2019
Warten auf Ian
Juni 2019


Warten auf Ian

„Was ist denn mit mir passiert?“, fragte Ian.

„Ich geh mit dir, ich red mit dir; so zeig ich meine Liebe dir.“ (Liederbuch für Kinder, Seite 78)

Waiting for Ian

Als Ian aufwachte, hörte er seine Mutter singen. Sie sang „Des Heilands Liebe“. Es war Ians Lieblings-PV-Lied. Er fing an, mitzusingen.

„Du bist ja wach!“, sagte sie. Sie lächelte und hatte Tränen in den Augen. Ian sah, dass sein Vater neben ihr saß. Er sah auch glücklich aus.

„Ich hab dir jeden Tag deine Lieblingslieder vorgesungen!“, sagte Mama.

Ian lächelte zurück – aber der Kopf tat ihm weh. Eigentlich tat ihm von Kopf bis Fuß alles weh, vor allem sein Bein.

Zaghaft blickte er sich um. Er war nicht zuhause. Er lag in einem Metallbett in einem fremden Zimmer. Dann sah er eine Krankenschwester und viele andere Betten in der Nähe. „Das muss ein Krankenhaus sein“, dachte er.

„Was ist denn mit mir passiert?“, fragte er.

Mama bekam einen traurigen Gesichtsausdruck. „Du hattest einen schlimmen Unfall. Ein Metalltor ist auf dich gefallen. Du bist seit zwei Wochen im Krankenhaus, aber es wird alles wieder gut.“

Zwei Wochen! „Mensch, da habe ich aber lange geschlafen“, dachte Ian. Das Letzte, woran er sich erinnerte, war, dass er im Gemeindehaus an der Probe für die PV-Darbietung teilgenommen hatte …

O nein! Die Darbietung!

„Habe ich die PV-Darbietung verpasst?“, fragte Ian. Er hatte sich schon so lange darauf gefreut! Er sang gerne mit seinen Freunden zusammen.

Mama lächelte und schüttelte den Kopf. „Nein, du hast sie nicht verpasst. Die Gemeinde hat beschlossen, sie zu verschieben, bis du aufwachst, damit du daran teilnehmen kannst.“

„Wirklich?“

„Ja, wirklich“, sagte Papa. „Alle PV-Kinder haben den Bischof gebeten zu warten. Sie wollten, dass du dabei bist. Sie wussten, wie sehr du dich dieses Jahr darauf gefreut hast.“

Ian war glücklich, weil er doch noch an der PV-Darbietung teilnehmen konnte. Aber zuerst musste es ihm besser gehen. Und das dauerte sehr lange.
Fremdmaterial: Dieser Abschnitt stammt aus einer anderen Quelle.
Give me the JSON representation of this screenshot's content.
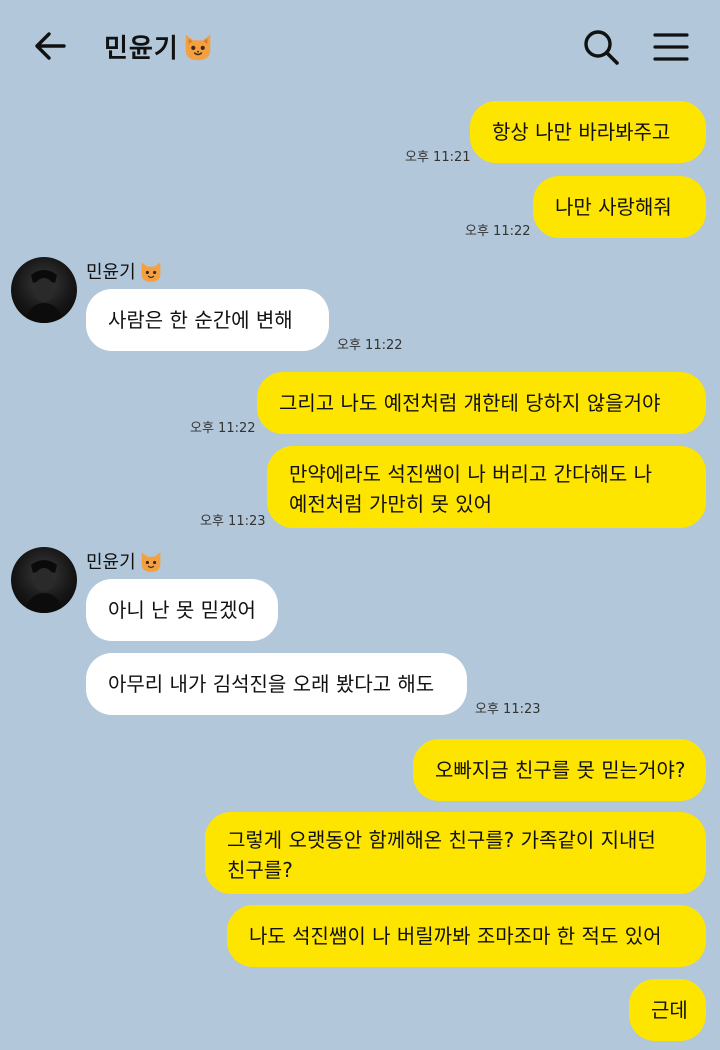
{
  "header": {
    "title": "민윤기"
  },
  "messages": {
    "m1": {
      "text": "항상 나만 바라봐주고",
      "time": "오후 11:21"
    },
    "m2": {
      "text": "나만 사랑해줘",
      "time": "오후 11:22"
    },
    "m3": {
      "sender": "민윤기",
      "text": "사람은 한 순간에 변해",
      "time": "오후 11:22"
    },
    "m4": {
      "text": "그리고 나도 예전처럼 걔한테 당하지 않을거야",
      "time": "오후 11:22"
    },
    "m5": {
      "line1": "만약에라도 석진쌤이 나 버리고 간다해도 나",
      "line2": "예전처럼 가만히 못 있어",
      "time": "오후 11:23"
    },
    "m6": {
      "sender": "민윤기",
      "text": "아니 난 못 믿겠어"
    },
    "m7": {
      "text": "아무리 내가 김석진을 오래 봤다고 해도",
      "time": "오후 11:23"
    },
    "m8": {
      "text": "오빠지금 친구를 못 믿는거야?"
    },
    "m9": {
      "line1": "그렇게 오랫동안 함께해온 친구를? 가족같이 지내던",
      "line2": "친구를?"
    },
    "m10": {
      "text": "나도 석진쌤이 나 버릴까봐 조마조마 한 적도 있어"
    },
    "m11": {
      "text": "근데"
    }
  },
  "colors": {
    "background": "#b2c7d9",
    "my_bubble": "#fee500",
    "other_bubble": "#ffffff"
  }
}
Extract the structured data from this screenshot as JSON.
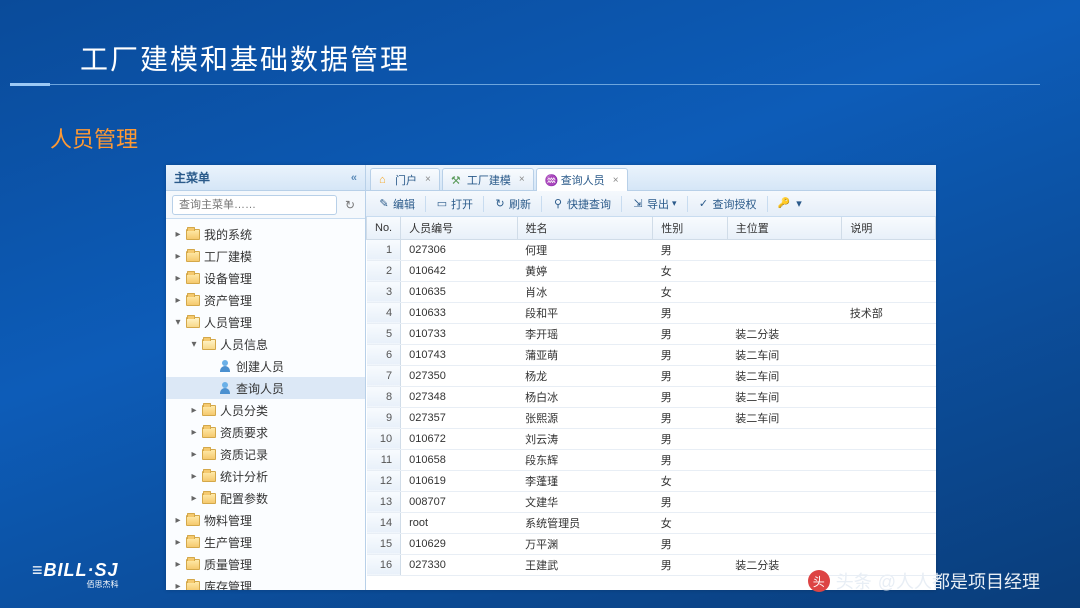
{
  "slide": {
    "title": "工厂建模和基础数据管理",
    "subtitle": "人员管理"
  },
  "sidebar": {
    "header": "主菜单",
    "search_placeholder": "查询主菜单……",
    "nodes": [
      {
        "label": "我的系统",
        "depth": 0,
        "expand": "▸",
        "icon": "folder"
      },
      {
        "label": "工厂建模",
        "depth": 0,
        "expand": "▸",
        "icon": "folder"
      },
      {
        "label": "设备管理",
        "depth": 0,
        "expand": "▸",
        "icon": "folder"
      },
      {
        "label": "资产管理",
        "depth": 0,
        "expand": "▸",
        "icon": "folder"
      },
      {
        "label": "人员管理",
        "depth": 0,
        "expand": "▾",
        "icon": "folder-open"
      },
      {
        "label": "人员信息",
        "depth": 1,
        "expand": "▾",
        "icon": "folder-open"
      },
      {
        "label": "创建人员",
        "depth": 2,
        "expand": "",
        "icon": "person"
      },
      {
        "label": "查询人员",
        "depth": 2,
        "expand": "",
        "icon": "person",
        "selected": true
      },
      {
        "label": "人员分类",
        "depth": 1,
        "expand": "▸",
        "icon": "folder"
      },
      {
        "label": "资质要求",
        "depth": 1,
        "expand": "▸",
        "icon": "folder"
      },
      {
        "label": "资质记录",
        "depth": 1,
        "expand": "▸",
        "icon": "folder"
      },
      {
        "label": "统计分析",
        "depth": 1,
        "expand": "▸",
        "icon": "folder"
      },
      {
        "label": "配置参数",
        "depth": 1,
        "expand": "▸",
        "icon": "folder"
      },
      {
        "label": "物料管理",
        "depth": 0,
        "expand": "▸",
        "icon": "folder"
      },
      {
        "label": "生产管理",
        "depth": 0,
        "expand": "▸",
        "icon": "folder"
      },
      {
        "label": "质量管理",
        "depth": 0,
        "expand": "▸",
        "icon": "folder"
      },
      {
        "label": "库存管理",
        "depth": 0,
        "expand": "▸",
        "icon": "folder"
      }
    ]
  },
  "tabs": [
    {
      "label": "门户",
      "icon": "home"
    },
    {
      "label": "工厂建模",
      "icon": "factory"
    },
    {
      "label": "查询人员",
      "icon": "chat",
      "active": true
    }
  ],
  "toolbar": [
    {
      "label": "编辑",
      "icon": "✎"
    },
    {
      "label": "打开",
      "icon": "▭"
    },
    {
      "label": "刷新",
      "icon": "↻"
    },
    {
      "label": "快捷查询",
      "icon": "⚲"
    },
    {
      "label": "导出",
      "icon": "⇲",
      "dropdown": true
    },
    {
      "label": "查询授权",
      "icon": "✓"
    },
    {
      "label": "",
      "icon": "▾",
      "key": true
    }
  ],
  "grid": {
    "columns": [
      "No.",
      "人员编号",
      "姓名",
      "性别",
      "主位置",
      "说明"
    ],
    "rows": [
      [
        "1",
        "027306",
        "何理",
        "男",
        "",
        ""
      ],
      [
        "2",
        "010642",
        "黄婷",
        "女",
        "",
        ""
      ],
      [
        "3",
        "010635",
        "肖冰",
        "女",
        "",
        ""
      ],
      [
        "4",
        "010633",
        "段和平",
        "男",
        "",
        "技术部"
      ],
      [
        "5",
        "010733",
        "李开瑶",
        "男",
        "装二分装",
        ""
      ],
      [
        "6",
        "010743",
        "蒲亚萌",
        "男",
        "装二车间",
        ""
      ],
      [
        "7",
        "027350",
        "杨龙",
        "男",
        "装二车间",
        ""
      ],
      [
        "8",
        "027348",
        "杨白冰",
        "男",
        "装二车间",
        ""
      ],
      [
        "9",
        "027357",
        "张熙源",
        "男",
        "装二车间",
        ""
      ],
      [
        "10",
        "010672",
        "刘云涛",
        "男",
        "",
        ""
      ],
      [
        "11",
        "010658",
        "段东辉",
        "男",
        "",
        ""
      ],
      [
        "12",
        "010619",
        "李蓬瑾",
        "女",
        "",
        ""
      ],
      [
        "13",
        "008707",
        "文建华",
        "男",
        "",
        ""
      ],
      [
        "14",
        "root",
        "系统管理员",
        "女",
        "",
        ""
      ],
      [
        "15",
        "010629",
        "万平渊",
        "男",
        "",
        ""
      ],
      [
        "16",
        "027330",
        "王建武",
        "男",
        "装二分装",
        ""
      ]
    ]
  },
  "footer": {
    "logo": "≡BILL·SJ",
    "logo_sub": "佰思杰科",
    "watermark_prefix": "头条",
    "watermark": "@人人都是项目经理"
  }
}
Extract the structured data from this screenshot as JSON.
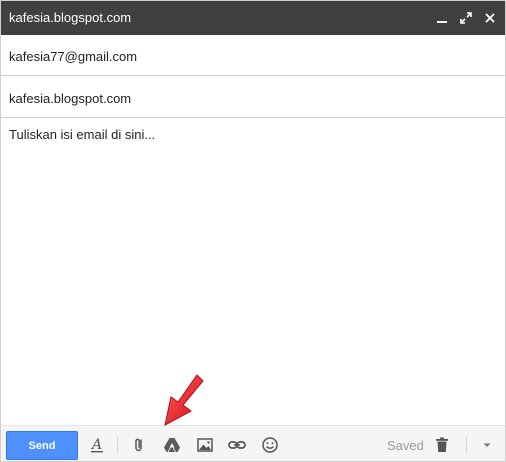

Er musste noch eine Weile im Krankenhaus bleiben. Als er endlich heimkam, konnte er immer noch nicht laufen oder spielen.

Aber seine Freunde durften ihn besuchen. Ian fragte sie, wie es in der Schule und in der Kirche so lief. Und sie fragten ihn, wann er zurückkommen würde.

„Erst, wenn mein Bein wieder heil ist“, antwortete er. „Ich kann ja immer noch nicht laufen!“

Aus Oktober wurde November, und Ian ging es allmählich besser. Eines Tages wurde er von seinen Freunden eingeladen. Er sollte sie besuchen und sich mit ihnen einen Film ansehen. Ians Mama und Papa halfen ihm, hinzukommen.

„Tut dir das Bein noch weh?“, fragte ihn seine Freundin Chaís.

„Ja“, antwortete Ian. „Aber es wird jeden Tag besser.“

„Kannst du schon laufen?“, fragte Chaís.

„Keine Ahnung“, sagte Ian.

„Komm, versuchʼs mal“, meinte Chaís. Sie half ihm aufzustehen. Ian machte vorsichtig einen Schritt. Er bewegte sich vorwärts. Er stand immer noch! Es war sein erster Schritt seit über einem Monat! Alle klatschten.

„Das bedeutet, dass du wieder in die Kirche gehen kannst!“, sagte Chaís.

Und sie hatte Recht. Ein paar Wochen später tat Ians Bein endlich nicht mehr weh. Die Ärzte nahmen ihm den Gips ab und legten stattdessen eine Schiene an. Am Sonntag war es Zeit für die PV-Darbietung.

Nach dem Abendmahl ging Ian mit seinen Freunden nach vorne zum Podium. Er stand kerzengerade und lächelte Mama und Papa an. Bei den Liedern sang er so laut er nur konnte. Als er an der Reihe war, stand er am Mikrofon und gab Zeugnis. Er war für seine Freunde in der PV dankbar. Und er war froh, dass er wirklich an der PV-Darbietung teilnehmen konnte!